Finalmente, mis fallidos editores deslizaron el verdadero motivo. Como al pasar, y aclarando que no era algo que había sido central en su decisión, que realmente creían lo que me decían sobre el texto, pero que sumaba a redondear el enorme NO sobre la publicación, me contaron que había una marca muy grande de ropa para chicos que era el principal auspicio de la revista. Lógico: a la prestigiosa marca de ropa para chicos con onda, de padres con onda que les compran ropa con onda a sus chicos con onda, una ropa con tanta onda que financiaba una revista literaria con onda, no le gustaría nada que la revista literaria con onda publicara una nota sobre el incesto.

Me ofendí mucho cuando me rechazaron la nota. Y aunque siempre me pareció bastante ridículo sentirme censurado, lo que me pasó es bastante parecido a eso. Se lo comenté a mi amiga, la gran periodista Claudia Acuña, que me dijo: “Tenés que hacer un libro que se llame pensamientos incómodos. El texto está buenísimo. Seguí escribiendo sobre tus incomodidades, doblá la apuesta”.
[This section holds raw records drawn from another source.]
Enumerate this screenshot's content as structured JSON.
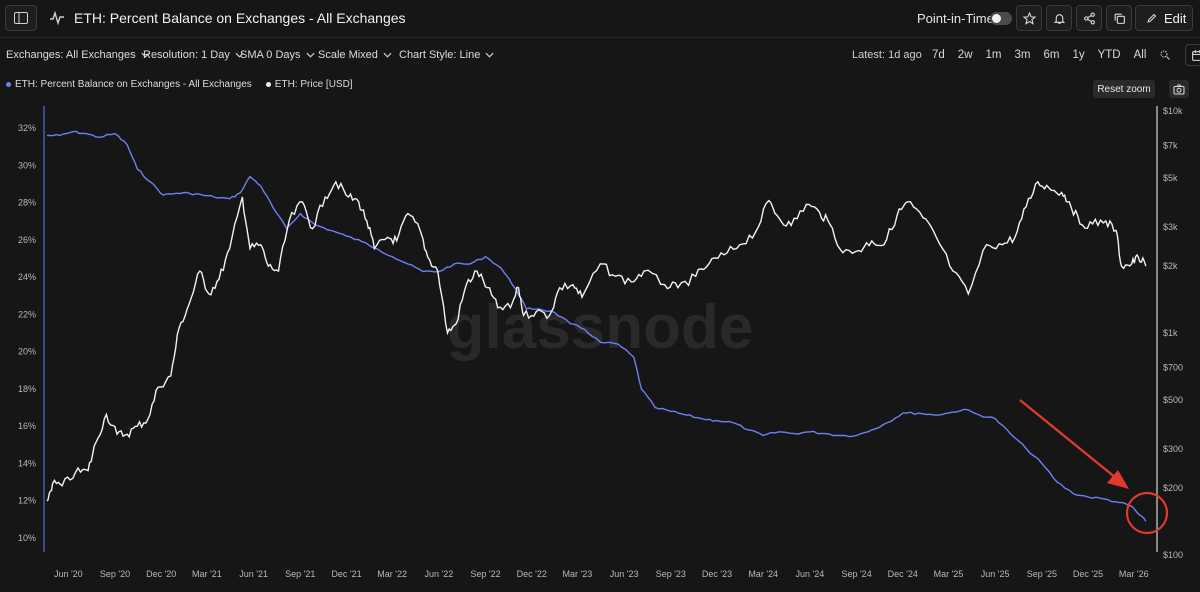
{
  "header": {
    "title": "ETH: Percent Balance on Exchanges - All Exchanges",
    "point_in_time_label": "Point-in-Time",
    "edit_label": "Edit"
  },
  "controls": {
    "exchanges": "Exchanges: All Exchanges",
    "resolution": "Resolution: 1 Day",
    "sma": "SMA 0 Days",
    "scale": "Scale Mixed",
    "chart_style": "Chart Style: Line",
    "latest": "Latest: 1d ago",
    "ranges": [
      "7d",
      "2w",
      "1m",
      "3m",
      "6m",
      "1y",
      "YTD",
      "All"
    ]
  },
  "legend": {
    "series1": "ETH: Percent Balance on Exchanges - All Exchanges",
    "series2": "ETH: Price [USD]"
  },
  "reset_zoom_label": "Reset zoom",
  "watermark": "glassnode",
  "colors": {
    "balance": "#6f7ff0",
    "price": "#f2f2f2",
    "annotation": "#e03a2f",
    "background": "#161616"
  },
  "icons": [
    "sidebar-toggle-icon",
    "pulse-icon",
    "star-icon",
    "bell-icon",
    "share-icon",
    "copy-icon",
    "pencil-icon",
    "chevron-down-icon",
    "search-zoom-icon",
    "calendar-icon",
    "camera-icon"
  ],
  "chart_data": {
    "type": "line",
    "x_ticks": [
      "Jun '20",
      "Sep '20",
      "Dec '20",
      "Mar '21",
      "Jun '21",
      "Sep '21",
      "Dec '21",
      "Mar '22",
      "Jun '22",
      "Sep '22",
      "Dec '22",
      "Mar '23",
      "Jun '23",
      "Sep '23",
      "Dec '23",
      "Mar '24",
      "Jun '24",
      "Sep '24",
      "Dec '24",
      "Mar '25",
      "Jun '25",
      "Sep '25",
      "Dec '25",
      "Mar '26"
    ],
    "y_left_ticks": [
      "32%",
      "30%",
      "28%",
      "26%",
      "24%",
      "22%",
      "20%",
      "18%",
      "16%",
      "14%",
      "12%",
      "10%"
    ],
    "y_left_values": [
      32,
      30,
      28,
      26,
      24,
      22,
      20,
      18,
      16,
      14,
      12,
      10
    ],
    "y_left_range": [
      10,
      32
    ],
    "y_right_ticks": [
      "$10k",
      "$7k",
      "$5k",
      "$3k",
      "$2k",
      "$1k",
      "$700",
      "$500",
      "$300",
      "$200",
      "$100"
    ],
    "y_right_values": [
      10000,
      7000,
      5000,
      3000,
      2000,
      1000,
      700,
      500,
      300,
      200,
      100
    ],
    "y_right_range": [
      100,
      10000
    ],
    "y_right_scale": "log",
    "x_range": [
      "2020-04-20",
      "2026-04-06"
    ],
    "grid": false,
    "series": [
      {
        "name": "ETH: Percent Balance on Exchanges - All Exchanges",
        "axis": "left",
        "color": "#6f7ff0",
        "points": [
          [
            "2020-04-20",
            31.6
          ],
          [
            "2020-05-15",
            31.6
          ],
          [
            "2020-06-10",
            31.8
          ],
          [
            "2020-07-05",
            31.7
          ],
          [
            "2020-08-01",
            31.5
          ],
          [
            "2020-09-01",
            31.7
          ],
          [
            "2020-09-25",
            31.1
          ],
          [
            "2020-10-15",
            29.8
          ],
          [
            "2020-11-10",
            29.1
          ],
          [
            "2020-12-05",
            28.4
          ],
          [
            "2021-01-01",
            28.5
          ],
          [
            "2021-01-25",
            28.5
          ],
          [
            "2021-02-20",
            28.4
          ],
          [
            "2021-03-15",
            28.3
          ],
          [
            "2021-04-15",
            28.2
          ],
          [
            "2021-05-05",
            28.5
          ],
          [
            "2021-05-25",
            29.4
          ],
          [
            "2021-06-15",
            28.9
          ],
          [
            "2021-07-10",
            27.7
          ],
          [
            "2021-08-05",
            26.6
          ],
          [
            "2021-09-01",
            27.4
          ],
          [
            "2021-10-01",
            26.8
          ],
          [
            "2021-11-01",
            26.5
          ],
          [
            "2021-12-01",
            26.2
          ],
          [
            "2022-01-01",
            25.9
          ],
          [
            "2022-02-01",
            25.5
          ],
          [
            "2022-03-01",
            25.1
          ],
          [
            "2022-04-01",
            24.7
          ],
          [
            "2022-05-01",
            24.3
          ],
          [
            "2022-06-01",
            24.3
          ],
          [
            "2022-07-01",
            24.7
          ],
          [
            "2022-08-01",
            24.7
          ],
          [
            "2022-09-01",
            25.1
          ],
          [
            "2022-10-01",
            24.5
          ],
          [
            "2022-11-01",
            23.3
          ],
          [
            "2022-11-20",
            22.3
          ],
          [
            "2022-12-15",
            22.3
          ],
          [
            "2023-01-15",
            22.1
          ],
          [
            "2023-02-15",
            21.5
          ],
          [
            "2023-03-15",
            21.2
          ],
          [
            "2023-04-15",
            20.5
          ],
          [
            "2023-05-20",
            20.4
          ],
          [
            "2023-06-20",
            19.7
          ],
          [
            "2023-07-05",
            18.0
          ],
          [
            "2023-08-01",
            17.0
          ],
          [
            "2023-09-01",
            16.8
          ],
          [
            "2023-10-01",
            16.6
          ],
          [
            "2023-11-01",
            16.4
          ],
          [
            "2023-12-01",
            16.3
          ],
          [
            "2024-01-01",
            16.2
          ],
          [
            "2024-02-01",
            15.8
          ],
          [
            "2024-03-01",
            15.5
          ],
          [
            "2024-04-01",
            15.7
          ],
          [
            "2024-05-01",
            15.6
          ],
          [
            "2024-06-01",
            15.7
          ],
          [
            "2024-07-01",
            15.6
          ],
          [
            "2024-08-01",
            15.5
          ],
          [
            "2024-09-01",
            15.5
          ],
          [
            "2024-10-01",
            15.8
          ],
          [
            "2024-11-01",
            16.2
          ],
          [
            "2024-12-01",
            16.7
          ],
          [
            "2025-01-01",
            16.7
          ],
          [
            "2025-02-01",
            16.6
          ],
          [
            "2025-03-01",
            16.7
          ],
          [
            "2025-04-01",
            16.9
          ],
          [
            "2025-05-01",
            16.6
          ],
          [
            "2025-06-01",
            16.4
          ],
          [
            "2025-07-01",
            15.6
          ],
          [
            "2025-08-01",
            14.8
          ],
          [
            "2025-09-01",
            14.0
          ],
          [
            "2025-10-01",
            13.0
          ],
          [
            "2025-11-01",
            12.4
          ],
          [
            "2025-12-01",
            12.2
          ],
          [
            "2026-01-01",
            12.1
          ],
          [
            "2026-02-01",
            11.9
          ],
          [
            "2026-02-25",
            11.7
          ],
          [
            "2026-03-10",
            11.3
          ],
          [
            "2026-03-25",
            10.9
          ]
        ]
      },
      {
        "name": "ETH: Price [USD]",
        "axis": "right",
        "color": "#f2f2f2",
        "points": [
          [
            "2020-04-20",
            175
          ],
          [
            "2020-05-01",
            210
          ],
          [
            "2020-05-20",
            205
          ],
          [
            "2020-06-15",
            235
          ],
          [
            "2020-07-10",
            240
          ],
          [
            "2020-07-25",
            320
          ],
          [
            "2020-08-15",
            430
          ],
          [
            "2020-09-05",
            350
          ],
          [
            "2020-09-25",
            350
          ],
          [
            "2020-10-15",
            380
          ],
          [
            "2020-11-05",
            410
          ],
          [
            "2020-11-25",
            570
          ],
          [
            "2020-12-20",
            640
          ],
          [
            "2021-01-05",
            1050
          ],
          [
            "2021-01-25",
            1350
          ],
          [
            "2021-02-15",
            1900
          ],
          [
            "2021-03-05",
            1500
          ],
          [
            "2021-03-25",
            1750
          ],
          [
            "2021-04-15",
            2400
          ],
          [
            "2021-05-10",
            4100
          ],
          [
            "2021-05-25",
            2400
          ],
          [
            "2021-06-15",
            2500
          ],
          [
            "2021-06-30",
            2000
          ],
          [
            "2021-07-20",
            1900
          ],
          [
            "2021-08-10",
            3200
          ],
          [
            "2021-09-05",
            3900
          ],
          [
            "2021-09-25",
            2950
          ],
          [
            "2021-10-20",
            4100
          ],
          [
            "2021-11-10",
            4800
          ],
          [
            "2021-12-05",
            4100
          ],
          [
            "2021-12-25",
            3900
          ],
          [
            "2022-01-10",
            3200
          ],
          [
            "2022-01-25",
            2400
          ],
          [
            "2022-02-20",
            2700
          ],
          [
            "2022-03-10",
            2600
          ],
          [
            "2022-04-01",
            3450
          ],
          [
            "2022-04-25",
            2900
          ],
          [
            "2022-05-10",
            2200
          ],
          [
            "2022-05-30",
            1900
          ],
          [
            "2022-06-18",
            1000
          ],
          [
            "2022-07-05",
            1100
          ],
          [
            "2022-07-25",
            1650
          ],
          [
            "2022-08-15",
            1900
          ],
          [
            "2022-09-05",
            1600
          ],
          [
            "2022-09-25",
            1300
          ],
          [
            "2022-10-20",
            1300
          ],
          [
            "2022-11-05",
            1600
          ],
          [
            "2022-11-15",
            1200
          ],
          [
            "2022-12-10",
            1250
          ],
          [
            "2023-01-05",
            1200
          ],
          [
            "2023-01-25",
            1600
          ],
          [
            "2023-02-20",
            1650
          ],
          [
            "2023-03-10",
            1450
          ],
          [
            "2023-04-15",
            2050
          ],
          [
            "2023-05-15",
            1800
          ],
          [
            "2023-06-15",
            1700
          ],
          [
            "2023-07-10",
            1900
          ],
          [
            "2023-08-20",
            1650
          ],
          [
            "2023-09-15",
            1600
          ],
          [
            "2023-10-20",
            1800
          ],
          [
            "2023-11-15",
            2050
          ],
          [
            "2023-12-15",
            2250
          ],
          [
            "2024-01-15",
            2500
          ],
          [
            "2024-02-15",
            2850
          ],
          [
            "2024-03-12",
            3950
          ],
          [
            "2024-04-01",
            3300
          ],
          [
            "2024-04-25",
            3050
          ],
          [
            "2024-05-25",
            3800
          ],
          [
            "2024-06-20",
            3500
          ],
          [
            "2024-07-10",
            3100
          ],
          [
            "2024-08-05",
            2300
          ],
          [
            "2024-09-05",
            2350
          ],
          [
            "2024-10-01",
            2600
          ],
          [
            "2024-10-25",
            2500
          ],
          [
            "2024-11-20",
            3400
          ],
          [
            "2024-12-10",
            3900
          ],
          [
            "2025-01-10",
            3300
          ],
          [
            "2025-02-05",
            2700
          ],
          [
            "2025-03-10",
            1900
          ],
          [
            "2025-04-09",
            1500
          ],
          [
            "2025-05-15",
            2500
          ],
          [
            "2025-06-15",
            2500
          ],
          [
            "2025-07-10",
            2700
          ],
          [
            "2025-08-01",
            3700
          ],
          [
            "2025-08-24",
            4800
          ],
          [
            "2025-09-15",
            4500
          ],
          [
            "2025-10-10",
            4300
          ],
          [
            "2025-10-25",
            3900
          ],
          [
            "2025-11-15",
            3100
          ],
          [
            "2025-12-10",
            3100
          ],
          [
            "2026-01-05",
            3200
          ],
          [
            "2026-01-25",
            2900
          ],
          [
            "2026-02-05",
            2000
          ],
          [
            "2026-02-25",
            2050
          ],
          [
            "2026-03-10",
            2200
          ],
          [
            "2026-03-25",
            2000
          ]
        ]
      }
    ]
  }
}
Poco después me convocaron de la revista El Guardián para hacer una columna. Les propuse hacer “Pensamientos incómodos”. Obviamente me dijeron que lo del incesto era demasiado. Me pareció lógico: si no se lo bancó una revista literaria, ¿qué quedaba para un semanario de interés general? Dije que quería escribir sobre incomodidades más cotidianas, de progre pequebú que vive en contradicción con un mundo muy distinto al de sus ideas y sus deseos. Y así empecé a escribir en El Guardián lo que hasta ese momento era algo así como Pensamientos Incómodos, La Revancha.  

         La columna tenía muy buena repercusión, el público la recibía muy bien y los editores también. Hasta que hubo problemas. Resulta que un día escribí una columna sobre McDonald’s. Una columna que, dentro de todo, terminaba de un comentario elogioso a la cadena de comidas rápidas. Pueden leerla en el libro y comprobarlo. Pero la gerencia de la empresa no lo entendió así. Y amenazó al dueño de la revista con quitar toda la pauta si yo seguía escribiendo. El dueño de la revista era también el dueño de dos de las radios de FM líderes de Buenos Aires. Y la amenaza de levantar la pauta incluía, además de la revista, a las radios. El dueño de la revista, Raúl Moneta, decidió entonces que yo no iba a escribir más en El Guardián.

         Para entonces yo me había dado cuenta ya de que muchas de las cosas que estaba escribiendo seguían la línea de los pensamientos incómodos: una columna en Mu titulada “Crónicas sobre el fin del progresismo”, las crónicas que empecé a escribir en Perfil y los ensayos en La Vanguardia. Y a su vez se sumaban a las columnas que había escrito unos años antes en Miradas al Sur y en THC.

         Así se armó este libro. Con la incomodidad cuantificable en la negación de dos editores a publicarme en una revista literaria, y la posterior expulsión de un empresario, a pedido de uno de los principales anunciantes de un semanario. Dos actos que ponen en evidencia una incomodidad explícita por parte de dos medios. Y resulta una enorme respuesta positiva a mi pregunta de si se puede incomodar o no desde un texto.

         En una época en que todo puede ser dicho pero poco puede ser cambiado, es gratificante saber que aún queda, para los textos, la sana costumbre de incomodar. Y es bueno, también, entender cómo funciona la libertad de expresión en este mundo sin límites para el ejercicio de la literatura: todo puede ser dicho, pero no todo puede ser auspiciado. Por eso, el tabú mayor en esta sociedad no es el sexo, ni el incesto, ni la necrofilia: es el dinero. Pero no quiero adelantarme. Mejor pasen y lean. Que siempre nos quedarán los libros.